Whenever SMU speaks to steel buyers about flat rolled steel pricing cycles we inevitably hear about how the domestic steel mills have a tendency to over-correct to both the low and the high sides of the cycle (boom/bust). In the process there seems to be an assurance that market volatility will continue to be significant as the markets try to return to the mean. Every cycle has its driving force: too much (or too little) supply, extended (or short) lead times, too much (or not enough) service center inventories, too much (or too little) foreign steel imports, etc.
We are in a supply constrained price cycle. The reduction of foreign steel imports, removal of the excess service center steel inventory, and the idling of some domestic steelmaking capacity has resulted in much longer lead times and a name-your-price environment at the mill level.
As we move about the industry talking to steel buyers, we are finding companies around the country questioning how much further can prices go without damaging the steel using community.
A Chicago area service center buyer told us in an email this afternoon, “I am not a buyer at the current spot levels. We have been marginally able to pass along all of the increases to accounts that truly need the steel. Domestic mills are extremely tight on availability right now. The market does feel like it “should” be topping out based on demand, flat input costs and Chinese prices sliding, but then CSI just announced a $7.50 cwt price increase this morning. So I am not sure about the direction of prices from here. Foreign steel is a value and I believe there is enough coming to cool down a lot of these increases and balance out supply. Ours is an industry of over corrections and we are quickly heading too high right now to be sustainable, so it looks like the boom / bust cycles are continuing.”

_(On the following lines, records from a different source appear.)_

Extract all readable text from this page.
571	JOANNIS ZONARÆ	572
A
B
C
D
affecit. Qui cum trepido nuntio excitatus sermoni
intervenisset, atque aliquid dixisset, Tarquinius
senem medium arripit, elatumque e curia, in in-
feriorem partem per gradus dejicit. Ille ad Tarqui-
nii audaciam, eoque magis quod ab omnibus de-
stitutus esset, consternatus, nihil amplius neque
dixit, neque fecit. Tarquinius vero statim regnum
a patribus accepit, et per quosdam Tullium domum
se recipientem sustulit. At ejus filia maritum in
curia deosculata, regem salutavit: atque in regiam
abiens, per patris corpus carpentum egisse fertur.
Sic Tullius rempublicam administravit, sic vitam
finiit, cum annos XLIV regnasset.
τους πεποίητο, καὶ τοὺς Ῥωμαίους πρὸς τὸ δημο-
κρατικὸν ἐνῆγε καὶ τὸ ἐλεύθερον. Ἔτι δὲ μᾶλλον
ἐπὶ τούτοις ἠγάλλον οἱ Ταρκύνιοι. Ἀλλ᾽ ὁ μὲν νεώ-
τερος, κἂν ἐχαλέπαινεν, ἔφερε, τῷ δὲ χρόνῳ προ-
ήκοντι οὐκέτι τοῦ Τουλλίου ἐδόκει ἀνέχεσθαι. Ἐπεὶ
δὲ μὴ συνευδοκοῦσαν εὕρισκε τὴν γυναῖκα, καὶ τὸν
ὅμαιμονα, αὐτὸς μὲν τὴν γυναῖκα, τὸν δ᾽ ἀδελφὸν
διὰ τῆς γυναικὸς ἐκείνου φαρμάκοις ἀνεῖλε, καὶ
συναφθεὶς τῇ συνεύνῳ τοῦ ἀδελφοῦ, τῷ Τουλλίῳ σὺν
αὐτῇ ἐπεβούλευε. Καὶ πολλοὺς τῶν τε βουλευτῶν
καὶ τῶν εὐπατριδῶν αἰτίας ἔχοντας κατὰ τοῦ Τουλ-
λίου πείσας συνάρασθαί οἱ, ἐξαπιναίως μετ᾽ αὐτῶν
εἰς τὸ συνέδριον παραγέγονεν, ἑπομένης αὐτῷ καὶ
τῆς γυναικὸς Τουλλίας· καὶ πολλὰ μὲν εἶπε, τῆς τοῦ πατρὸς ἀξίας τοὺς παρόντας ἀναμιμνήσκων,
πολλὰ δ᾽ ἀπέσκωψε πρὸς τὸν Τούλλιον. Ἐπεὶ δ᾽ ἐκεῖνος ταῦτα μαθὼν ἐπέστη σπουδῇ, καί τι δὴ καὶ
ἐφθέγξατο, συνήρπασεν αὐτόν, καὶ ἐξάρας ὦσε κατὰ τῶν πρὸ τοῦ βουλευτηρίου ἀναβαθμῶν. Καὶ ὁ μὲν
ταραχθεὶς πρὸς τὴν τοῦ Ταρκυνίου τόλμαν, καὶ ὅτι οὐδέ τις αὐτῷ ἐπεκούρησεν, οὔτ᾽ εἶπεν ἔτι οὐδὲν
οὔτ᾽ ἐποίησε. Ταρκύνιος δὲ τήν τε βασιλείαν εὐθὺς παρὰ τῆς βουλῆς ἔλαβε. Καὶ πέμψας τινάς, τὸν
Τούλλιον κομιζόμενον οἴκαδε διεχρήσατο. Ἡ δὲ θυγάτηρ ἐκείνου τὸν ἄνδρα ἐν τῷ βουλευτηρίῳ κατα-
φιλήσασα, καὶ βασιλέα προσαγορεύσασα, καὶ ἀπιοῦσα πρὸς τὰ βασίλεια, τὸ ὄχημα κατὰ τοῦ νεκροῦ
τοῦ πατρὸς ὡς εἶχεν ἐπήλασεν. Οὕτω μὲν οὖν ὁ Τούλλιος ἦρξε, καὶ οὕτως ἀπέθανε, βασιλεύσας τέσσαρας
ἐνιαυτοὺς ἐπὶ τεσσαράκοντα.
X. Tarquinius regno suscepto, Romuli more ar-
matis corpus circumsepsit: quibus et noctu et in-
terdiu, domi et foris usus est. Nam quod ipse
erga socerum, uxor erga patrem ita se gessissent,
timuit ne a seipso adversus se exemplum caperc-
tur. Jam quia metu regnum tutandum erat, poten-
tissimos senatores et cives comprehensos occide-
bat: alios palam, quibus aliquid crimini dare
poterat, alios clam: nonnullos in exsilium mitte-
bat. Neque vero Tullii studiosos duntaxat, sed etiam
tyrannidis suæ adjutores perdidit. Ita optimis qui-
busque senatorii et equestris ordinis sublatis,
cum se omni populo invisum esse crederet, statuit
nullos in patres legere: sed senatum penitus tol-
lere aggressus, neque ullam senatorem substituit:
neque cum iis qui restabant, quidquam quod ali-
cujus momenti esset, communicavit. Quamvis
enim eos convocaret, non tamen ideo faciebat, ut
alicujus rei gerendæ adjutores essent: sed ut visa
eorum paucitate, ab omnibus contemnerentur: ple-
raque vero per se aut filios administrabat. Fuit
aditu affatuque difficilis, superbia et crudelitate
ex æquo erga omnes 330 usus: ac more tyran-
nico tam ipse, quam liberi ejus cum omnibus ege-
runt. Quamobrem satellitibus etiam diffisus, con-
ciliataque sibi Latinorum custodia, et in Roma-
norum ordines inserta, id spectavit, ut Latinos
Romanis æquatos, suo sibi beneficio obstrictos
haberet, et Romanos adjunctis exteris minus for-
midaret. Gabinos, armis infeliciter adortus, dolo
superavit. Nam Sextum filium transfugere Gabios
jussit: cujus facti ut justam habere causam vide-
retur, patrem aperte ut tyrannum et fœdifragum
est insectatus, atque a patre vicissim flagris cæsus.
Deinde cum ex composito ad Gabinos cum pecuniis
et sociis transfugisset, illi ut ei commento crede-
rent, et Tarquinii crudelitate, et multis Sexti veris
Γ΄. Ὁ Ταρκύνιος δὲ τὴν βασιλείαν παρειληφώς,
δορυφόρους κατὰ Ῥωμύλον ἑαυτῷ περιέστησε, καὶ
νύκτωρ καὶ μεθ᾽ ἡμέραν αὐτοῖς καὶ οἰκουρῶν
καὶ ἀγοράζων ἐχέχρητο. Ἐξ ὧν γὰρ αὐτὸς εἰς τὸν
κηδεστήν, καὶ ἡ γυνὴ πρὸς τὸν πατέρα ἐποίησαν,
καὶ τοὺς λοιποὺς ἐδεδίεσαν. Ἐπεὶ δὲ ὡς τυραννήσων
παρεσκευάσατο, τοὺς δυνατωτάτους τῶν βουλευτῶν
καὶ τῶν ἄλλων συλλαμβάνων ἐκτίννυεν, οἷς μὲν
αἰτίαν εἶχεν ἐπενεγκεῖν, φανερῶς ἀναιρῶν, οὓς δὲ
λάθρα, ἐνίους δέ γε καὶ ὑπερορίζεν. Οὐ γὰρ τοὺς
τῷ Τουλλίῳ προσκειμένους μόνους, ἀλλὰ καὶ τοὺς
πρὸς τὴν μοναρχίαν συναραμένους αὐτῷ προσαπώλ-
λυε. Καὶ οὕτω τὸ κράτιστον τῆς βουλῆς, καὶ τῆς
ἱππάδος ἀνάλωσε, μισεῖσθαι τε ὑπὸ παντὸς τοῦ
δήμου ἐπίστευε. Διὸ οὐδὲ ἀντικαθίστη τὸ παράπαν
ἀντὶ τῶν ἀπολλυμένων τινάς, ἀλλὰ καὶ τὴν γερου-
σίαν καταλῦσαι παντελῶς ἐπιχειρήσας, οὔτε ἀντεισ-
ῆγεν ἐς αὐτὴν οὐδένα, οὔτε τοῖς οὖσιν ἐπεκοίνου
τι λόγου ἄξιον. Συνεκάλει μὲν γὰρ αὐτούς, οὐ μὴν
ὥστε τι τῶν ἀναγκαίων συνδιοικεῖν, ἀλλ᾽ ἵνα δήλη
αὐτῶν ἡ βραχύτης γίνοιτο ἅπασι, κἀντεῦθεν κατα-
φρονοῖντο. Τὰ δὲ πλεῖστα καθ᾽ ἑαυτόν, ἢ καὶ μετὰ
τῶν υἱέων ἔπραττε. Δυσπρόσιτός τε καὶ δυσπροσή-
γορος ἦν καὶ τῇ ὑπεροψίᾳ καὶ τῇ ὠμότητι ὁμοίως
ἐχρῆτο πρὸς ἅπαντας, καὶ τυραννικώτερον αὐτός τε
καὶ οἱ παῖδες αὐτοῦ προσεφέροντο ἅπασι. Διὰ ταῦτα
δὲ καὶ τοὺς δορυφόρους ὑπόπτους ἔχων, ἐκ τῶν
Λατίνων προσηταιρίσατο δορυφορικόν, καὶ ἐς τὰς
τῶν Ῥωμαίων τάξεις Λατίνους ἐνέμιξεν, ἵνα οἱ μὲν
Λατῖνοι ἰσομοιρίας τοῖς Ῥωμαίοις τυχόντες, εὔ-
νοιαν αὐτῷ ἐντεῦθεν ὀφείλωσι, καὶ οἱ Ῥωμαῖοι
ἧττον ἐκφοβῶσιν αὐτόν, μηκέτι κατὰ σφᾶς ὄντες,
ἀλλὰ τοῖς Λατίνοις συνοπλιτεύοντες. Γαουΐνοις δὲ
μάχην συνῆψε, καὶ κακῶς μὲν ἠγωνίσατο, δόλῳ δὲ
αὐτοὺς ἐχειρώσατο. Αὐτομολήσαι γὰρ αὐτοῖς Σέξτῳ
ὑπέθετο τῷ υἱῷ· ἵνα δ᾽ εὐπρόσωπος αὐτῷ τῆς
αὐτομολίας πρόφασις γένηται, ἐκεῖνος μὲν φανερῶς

As we spoke with galvanized wholesalers this morning on the HARDI monthly conference call we heard one say, “Momentum is definitely on mill side and there is a little bit of angst in the market place. Certainly from customers who see a lot of activity, and a lot of them are pretty busy, and there is a little disbelief that prices are where they are….” This wholesaler executive went on to muse, “…have seen spot offers on galvanized in $42.50 range. It is reaching an area that is unsettling. I know base prices are different with every market, and it is hard to compare this with previous markets, but when prices get to $42 there is no history, there is very little history. It has gone to 48 and then tanks right back down, it doesn’t stay in the $40 range that long. To form a comfort level going long and stocking up is not easy to do. I don’t like buying steel at $42.50. I don’t feel comfortable in light that this is such a global market, a wildcard, just very unsettling.”
We published these numbers before but we find it interesting to review the average price for hot rolled, cold rolled and base price on galvanized and Galvalume since we began indexing flat rolled pricing back in January 2009.
Hot Rolled Average = $597 per ton ($29.85/cwt)
Cold Rolled Average = $709 per ton ($35.45/cwt)
Galvanized Base Average = $35.47/cwt
Galvalume Base Average = $35.64/cwt
Here is what the hot rolled and galvanized graphics look like. The reason we are showing both is because there has been a disconnect between the normal $100-$120 per ton spread between HRC and CR/GI pricing and the graphic shows this disconnect very well:
First Hot Rolled (the red line is the average shown above):
And then the galvanized graphic (the red line is the average shown above):
The general manager of a large service center group told us this morning, “I think the mills need to take a pause, and recognize that the spreads to foreign are getting too rich, and are giving buyers the incentive to look anywhere for an outlet. The mills have played this market very smartly up until now, and there’s a danger that they will reach too far. They should be making a healthy living at current prices, and if buyers have some confidence that conditions will be stable for a bit, it would allow them to be able to plan better and know what their near-term price exposure is. The market appears concerned that a significant price reversal could come, but with inventories as low as they are, mill demand ahead should remain stable. I believe a return to “normal” booking patterns would help to increase transparency, which is lacking at the moment and creating needless uncertainty. This is an opportunity for the domestic mills to show that they have their customer’s backs and that they want to keep the market stable and/or steer it to a soft landing if global steel conditions deteriorate.”
We have already heard from our steel buying sources that ArcelorMittal has informed some of their customers of cold rolled base prices going to $880 per ton (HR @ $640 and GI @ $840). We have heard that $880 number associated with CR and coated elsewhere, although we are unaware of anyone actually paying that price at this time.
At the same time, this morning during our HARDI conference call we also learned that there is material available to buy (not at all mills but some) should you be willing to pay the price and risk building inventories.